“你是誰?”船長問。
“您放心,我不過是個粗野的水手,一個強壯的家夥,一個快活的人。我的雙臂結實有力,完全能勝任船上的工作。”
“但除了‘苔爾芬’號還有別的船隻,除了吉姆斯·普雷費爾還有別的船長。為什麼你偏偏選擇這裏呢?”
“因為我隻願意為‘苔爾芬’號效力,隻服從吉姆斯·普雷費爾船長的命令。”
“可我不需要你。”
“可您總用得著壯漢。為了證明我確實有勁,就讓您手下三四個最強壯的水手與我比試比試,上吧!”
“請別多心!”吉姆斯·普雷費爾說道,“你叫什麼?”
“克倫科斯頓,先生。”
吉姆斯重新打量了眼前這個壯漢,的確,以外觀上看,這個壯漢確像他所說的那樣,神情顯得坦誠、真摯。
“你去過哪些地方?”普雷費爾問他。
“各處都轉了轉。”
“你知道‘苔爾芬’號去那邊幹什麼嗎?”
“知道,這正是吸引我來此的地方。”
“很好。如果再不收留你,那將是個很大的遺憾,去找大副馬修先生登記一下吧。”
說完,吉姆斯·普雷費爾滿心以為這個水手會離開,跑到船頭上去,但他錯了,克倫科斯頓站著沒動。
“嗯,你聽見我說的話了嗎?”船長責問道。
“聽見了。”水手應道,“但我還有事要說。”
“啊!你真煩人,”吉姆斯不耐煩地說道,“我沒時間和你廢話,有許多事等著我去做。”
“我不會煩你太久,”克倫科斯頓回答道,“隻兩句話,我告訴你,我有一個侄兒。”
“你那個侄兒可有位英俊的叔叔。”吉姆斯·普雷費爾說道。
“不錯。”克倫科斯頓回答道。
“你有完沒完?”船長顯得極不耐煩。
“事情是這樣的:既然您要了叔叔,那也得捎帶上侄兒。”
“天!豈有此理!”
“對!這是規矩,叔叔和侄兒必須在一起。”
“你侄兒?”
“一個15歲的男孩,目前還在見習。但他信心十足,終有一天會成為一名出色的水手。”
“哦,克倫科斯頓大叔,”吉姆斯·普雷費爾叫起來,“你把‘苔爾芬’號當成了什麼?培養少年水手的學校嗎?”
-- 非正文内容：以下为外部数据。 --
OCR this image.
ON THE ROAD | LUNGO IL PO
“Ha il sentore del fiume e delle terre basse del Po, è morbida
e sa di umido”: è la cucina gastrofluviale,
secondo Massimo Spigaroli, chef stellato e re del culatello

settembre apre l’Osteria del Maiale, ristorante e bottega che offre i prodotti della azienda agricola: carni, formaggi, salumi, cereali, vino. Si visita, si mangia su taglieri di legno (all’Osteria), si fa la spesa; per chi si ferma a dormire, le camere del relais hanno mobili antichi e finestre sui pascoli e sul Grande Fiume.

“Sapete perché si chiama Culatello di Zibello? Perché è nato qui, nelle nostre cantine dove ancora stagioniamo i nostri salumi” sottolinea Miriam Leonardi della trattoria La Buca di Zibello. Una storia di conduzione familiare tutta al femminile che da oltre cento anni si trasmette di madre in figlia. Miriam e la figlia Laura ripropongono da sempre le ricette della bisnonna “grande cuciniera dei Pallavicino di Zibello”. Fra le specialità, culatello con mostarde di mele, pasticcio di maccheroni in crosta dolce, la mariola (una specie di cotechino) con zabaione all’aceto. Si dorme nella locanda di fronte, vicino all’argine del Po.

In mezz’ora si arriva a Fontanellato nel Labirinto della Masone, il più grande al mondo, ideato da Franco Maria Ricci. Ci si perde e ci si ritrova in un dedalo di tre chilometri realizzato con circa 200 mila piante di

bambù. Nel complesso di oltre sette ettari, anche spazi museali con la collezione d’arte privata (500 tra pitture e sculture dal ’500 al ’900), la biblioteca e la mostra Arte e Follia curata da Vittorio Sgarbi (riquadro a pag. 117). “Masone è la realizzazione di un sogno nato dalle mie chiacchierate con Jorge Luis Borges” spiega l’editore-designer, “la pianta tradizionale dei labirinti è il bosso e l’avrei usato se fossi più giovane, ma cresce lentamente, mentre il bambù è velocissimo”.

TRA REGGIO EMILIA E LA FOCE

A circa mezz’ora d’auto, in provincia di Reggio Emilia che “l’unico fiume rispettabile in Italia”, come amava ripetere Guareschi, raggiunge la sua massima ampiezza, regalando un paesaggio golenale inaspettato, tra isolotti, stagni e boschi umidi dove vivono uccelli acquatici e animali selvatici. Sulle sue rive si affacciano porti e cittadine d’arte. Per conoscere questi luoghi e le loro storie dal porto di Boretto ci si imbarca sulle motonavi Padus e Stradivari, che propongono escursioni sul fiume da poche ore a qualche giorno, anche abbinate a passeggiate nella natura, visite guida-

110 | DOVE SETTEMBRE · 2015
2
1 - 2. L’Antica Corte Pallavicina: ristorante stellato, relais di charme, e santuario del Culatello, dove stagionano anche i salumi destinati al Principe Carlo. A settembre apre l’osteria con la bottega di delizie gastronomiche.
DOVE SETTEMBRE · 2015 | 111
“別這麼小看他,”克倫科斯頓接口道,“他將來有可能成為像納爾遜富蘭克林式的著名人物。”
“也許吧!朋友,”吉姆斯·普雷費爾答道,“你這個人很對我的胃口。把你的侄兒帶來吧,但醜話說在前頭,如果做叔叔的你不是自稱的那個大力士,那你就要小心了。去吧,一小時後回來。”
沒等普雷費爾說完,克倫科斯頓就向他敬了禮,轉身回去了,一個小時過後,他和侄兒出現在船上。這是個十四五歲的男孩,臉色白皙,身子柔柔弱弱,看上去怯生生的,可沒有他叔叔的那般體格和意誌。克倫科斯頓甚至還溫言相待,讓他不必害怕。
“走吧,”他說,“大膽點兒!不必害怕!船快開了。”
“哎!”年輕人答道,“願上帝保佑我們。”
當天,克倫科斯頓和約翰·史蒂格斯叔侄倆加入了“苔爾芬”號。
1月3日清早五點,“苔爾芬”號發動機遽然響起,船旋動的蒸汽緩緩升空。出發的時刻到了。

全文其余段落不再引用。